L'EXTREME DROITE AUX PORTES DU POUVOIR EN FRANCE

France : Jordan Bardella ou l’itinéraire (fulgurante ?) d’un « cyborg »   

Adoubé par Marine Le Pen (à gauche sur la photo), cheffe de file du Rassemblement national à l'Assemblée nationale, Jordan Bardella (à droite sur la photo), se rêve en Premier ministre après le succès du parti aux élections européennes. AFP

Ses proches et quelques amis l’ont surnommé « le cyborg », cet humain greffé avec de la mécanique et de l’électronique. Grand et fin, amateur immodéré de selfies, il apparaît toujours en costume, chemise blanche, cravate et chaussures cirées. A 28 ans, Jordan Bardella a mené ce 9 juin 2024 la liste Rassemblement national (RN, extrême droite) à une très large victoire (31,4% des voix, contre 14,6% à la majorité présidentielle et 13,8% pour Place publique-Parti socialiste). Dans la soirée des résultats, il a demandé au Président de la République, Emmanuel Macron la dissolution de l’Assemblée nationale, ce que ce dernier a fait en convoquant de prochaines élections législatives les 30 juin et 7 juillet prochains. Député européen depuis 2019, Jordan Bardella est déjà annoncé au poste de Premier ministre après la victoire envisagée, voire prévisible de l’extrême droite au rendez-vous électoral de juin-juillet… Dans sa biographie non encore publié, l’homme prend des arrangements avec la vérité.

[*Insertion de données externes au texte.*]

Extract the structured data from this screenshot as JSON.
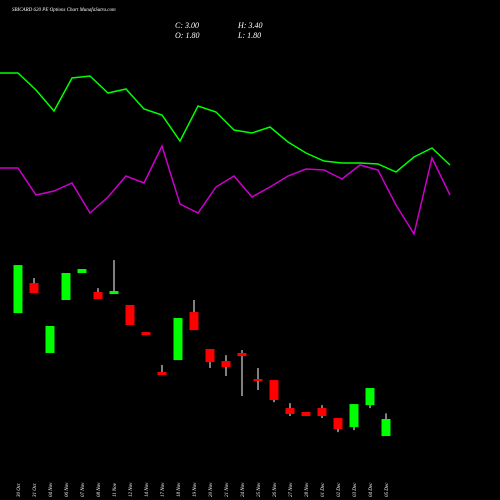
{
  "chart_data": [
    {
      "type": "candlestick",
      "title": "SBICARD 620 PE Options Chart MunafaSutra.com",
      "annotations": [
        "C: 3.00",
        "H: 3.40",
        "O: 1.80",
        "L: 1.80"
      ],
      "categories": [
        "30 Oct",
        "31 Oct",
        "04 Nov",
        "06 Nov",
        "07 Nov",
        "08 Nov",
        "11 Nov",
        "12 Nov",
        "14 Nov",
        "17 Nov",
        "18 Nov",
        "19 Nov",
        "20 Nov",
        "21 Nov",
        "24 Nov",
        "25 Nov",
        "26 Nov",
        "27 Nov",
        "28 Nov",
        "01 Dec",
        "02 Dec",
        "03 Dec",
        "04 Dec",
        "05 Dec"
      ],
      "open": [
        10.46,
        12.57,
        7.65,
        11.38,
        13.28,
        11.94,
        11.8,
        11.03,
        9.12,
        6.31,
        7.15,
        10.53,
        7.93,
        7.08,
        7.65,
        5.81,
        5.74,
        3.77,
        3.49,
        3.77,
        3.07,
        2.43,
        3.98,
        1.8
      ],
      "high": [
        13.84,
        12.93,
        9.55,
        13.28,
        13.56,
        12.22,
        14.19,
        11.03,
        9.12,
        6.8,
        10.11,
        11.38,
        7.93,
        7.5,
        7.86,
        6.59,
        5.74,
        4.12,
        3.49,
        3.98,
        3.07,
        4.05,
        5.18,
        3.4
      ],
      "low": [
        10.46,
        11.87,
        7.65,
        11.38,
        13.28,
        11.45,
        11.8,
        9.62,
        8.91,
        6.1,
        7.15,
        9.26,
        6.59,
        6.03,
        4.62,
        5.04,
        4.19,
        3.21,
        3.21,
        3.07,
        2.08,
        2.22,
        3.77,
        1.8
      ],
      "close": [
        13.84,
        11.87,
        9.55,
        13.28,
        13.56,
        11.45,
        12.01,
        9.62,
        8.91,
        6.1,
        10.11,
        9.26,
        7.01,
        6.66,
        7.43,
        5.67,
        4.34,
        3.35,
        3.21,
        3.21,
        2.29,
        4.05,
        5.18,
        3.0
      ],
      "up_color": "#00ff00",
      "down_color": "#ff0000",
      "ylim": [
        0,
        15
      ]
    },
    {
      "type": "line",
      "categories": [
        null,
        null,
        null,
        null,
        null,
        null,
        null,
        null,
        null,
        null,
        null,
        null,
        null,
        null,
        null,
        null,
        null,
        null,
        null,
        null,
        null,
        null,
        null,
        null,
        null,
        null
      ],
      "series": [
        {
          "color": "#00ff00",
          "values": [
            187,
            187,
            170,
            149,
            182,
            184,
            167,
            171,
            151,
            145,
            119,
            154,
            148,
            130,
            127,
            133,
            118,
            107,
            99,
            97,
            97,
            96,
            88,
            103,
            112,
            95
          ]
        },
        {
          "color": "#cc00cc",
          "values": [
            92,
            92,
            65,
            69,
            77,
            47,
            63,
            84,
            77,
            114,
            56,
            47,
            73,
            84,
            63,
            73,
            84,
            91,
            90,
            81,
            95,
            90,
            55,
            26,
            102,
            65
          ]
        }
      ],
      "ylim": [
        0,
        200
      ]
    }
  ]
}
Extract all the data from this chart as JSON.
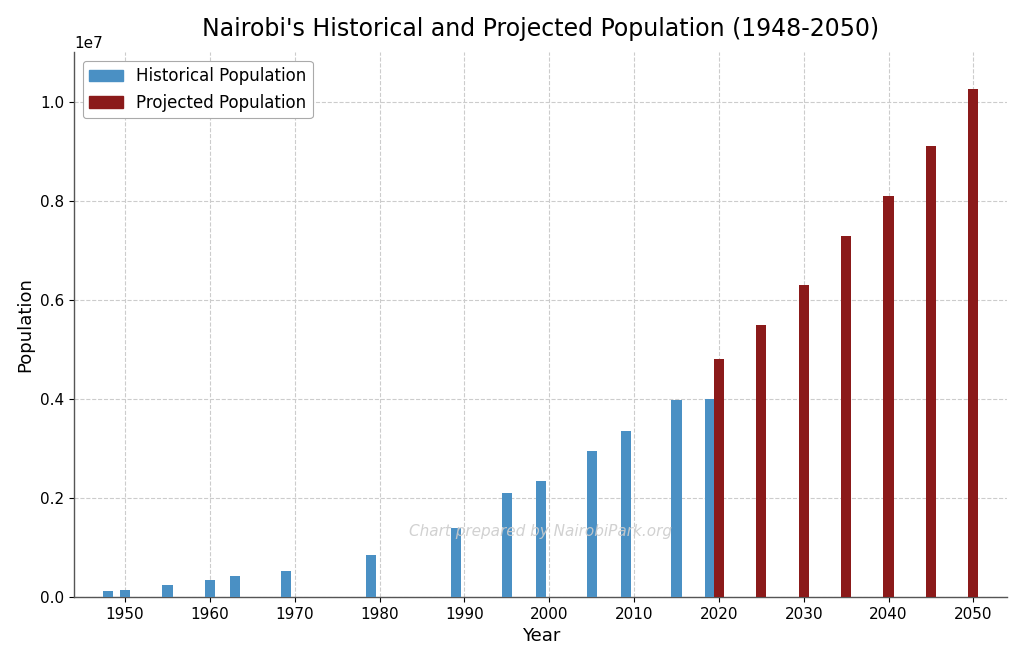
{
  "title": "Nairobi's Historical and Projected Population (1948-2050)",
  "xlabel": "Year",
  "ylabel": "Population",
  "historical": {
    "years": [
      1948,
      1950,
      1955,
      1960,
      1963,
      1969,
      1979,
      1989,
      1995,
      1999,
      2005,
      2009,
      2015,
      2019
    ],
    "populations": [
      118976,
      136000,
      250000,
      350000,
      430000,
      535000,
      850000,
      1400000,
      2100000,
      2350000,
      2950000,
      3350000,
      3980000,
      4000000
    ]
  },
  "projected": {
    "years": [
      2020,
      2025,
      2030,
      2035,
      2040,
      2045,
      2050
    ],
    "populations": [
      4800000,
      5500000,
      6300000,
      7300000,
      8100000,
      9100000,
      10250000
    ]
  },
  "historical_color": "#4a90c4",
  "projected_color": "#8b1a1a",
  "background_color": "#ffffff",
  "grid_color": "#cccccc",
  "watermark": "Chart prepared by NairobiPark.org",
  "ylim": [
    0,
    11000000
  ],
  "bar_width": 1.2,
  "title_fontsize": 17,
  "axis_fontsize": 13,
  "tick_fontsize": 11,
  "legend_fontsize": 12
}
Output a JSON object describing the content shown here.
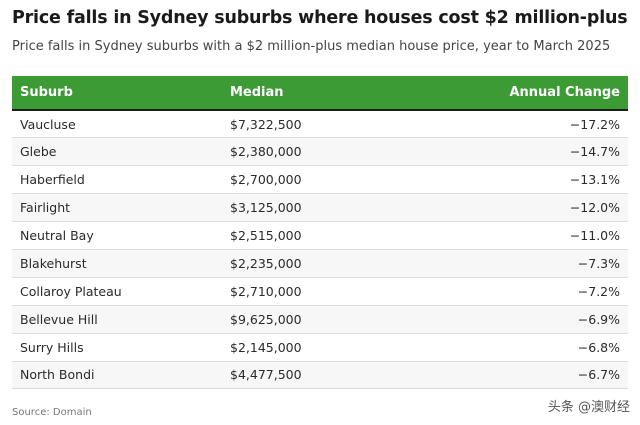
{
  "header": {
    "title": "Price falls in Sydney suburbs where houses cost $2 million-plus",
    "subtitle": "Price falls in Sydney suburbs with a $2 million-plus median house price, year to March 2025"
  },
  "table": {
    "columns": [
      "Suburb",
      "Median",
      "Annual Change"
    ],
    "rows": [
      [
        "Vaucluse",
        "$7,322,500",
        "−17.2%"
      ],
      [
        "Glebe",
        "$2,380,000",
        "−14.7%"
      ],
      [
        "Haberfield",
        "$2,700,000",
        "−13.1%"
      ],
      [
        "Fairlight",
        "$3,125,000",
        "−12.0%"
      ],
      [
        "Neutral Bay",
        "$2,515,000",
        "−11.0%"
      ],
      [
        "Blakehurst",
        "$2,235,000",
        "−7.3%"
      ],
      [
        "Collaroy Plateau",
        "$2,710,000",
        "−7.2%"
      ],
      [
        "Bellevue Hill",
        "$9,625,000",
        "−6.9%"
      ],
      [
        "Surry Hills",
        "$2,145,000",
        "−6.8%"
      ],
      [
        "North Bondi",
        "$4,477,500",
        "−6.7%"
      ]
    ]
  },
  "footer": {
    "source": "Source: Domain",
    "watermark": "头条 @澳财经"
  },
  "colors": {
    "header_bg": "#3d9b35",
    "header_text": "#ffffff"
  }
}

Ces derniers mois, le monde politico-français était ébloui par la précocité de Gabriel Attal, Premier ministre à 34 ans. Jordan Bardella est en passe de faire encore mieux. Et son ascension ne doit rien au hasard. Il y a la version offerte au public : grandi dans une famille de l’immigration à Saint-Denis dans le 9-3, le département le plus pauvre de France, enfance et adolescence avec sa mère dans une cité rongée par la misère et la drogue, fins de mois difficiles pour cette mère qui l’élève seule…

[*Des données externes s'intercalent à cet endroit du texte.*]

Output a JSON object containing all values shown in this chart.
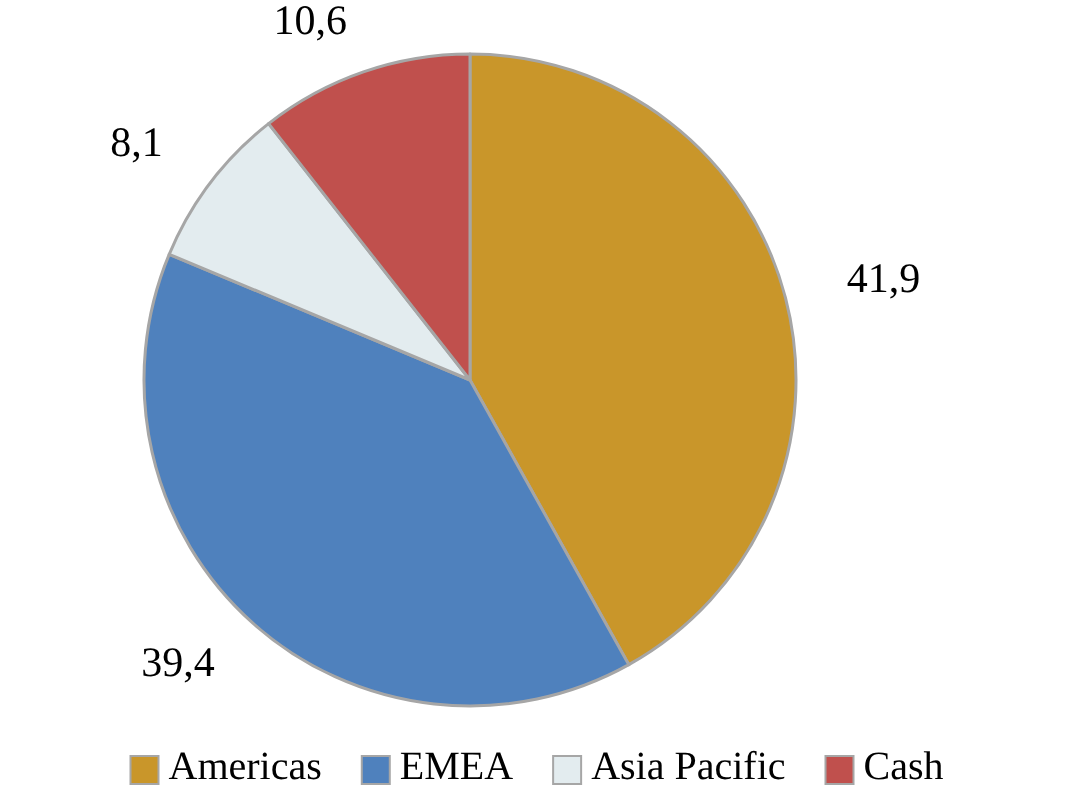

Bardella, ce n’est pas Cosette. Il y a une part de réalité dans ce qu’il décrit, mais c’est surtout l’histoire d’un divorce qui laisse sa mère dans la galère.

Engagé en politique à 19 ans comme attaché parlementaire, tout cela deviendra son fonds de commerce : « Voir ma mère finir le mois avec un seul billet de 10 euros sur la table, ça je connais… », écrit-il dans son autobiographie à paraître quand il aura trouvé un éditeur. Il ne manque pas de pointer également les manques de l’école publique, l’insécurité, cette ville de son enfance envahie par l’immigration… Une version qui s’offre quelques petits arrangements avec la vérité. En effet, Bardella a effectué sa scolarité dans l’enseignement privé ; la cité Gabriel-Péri où il a grandi a longtemps été présenté en exemple de cohabitation des différentes communautés ethniques ; s’il vivait la semaine avec sa mère Luisa (d’origine italienne), il passait un week-end sur deux avec son père Olivier, patron d’une entreprise d’appareils distributeurs de boissons et de confiseries qui habitait à Montmorency, ville cossue du Val d’Oise et qui l’emmenait en vacances d’été à Miami…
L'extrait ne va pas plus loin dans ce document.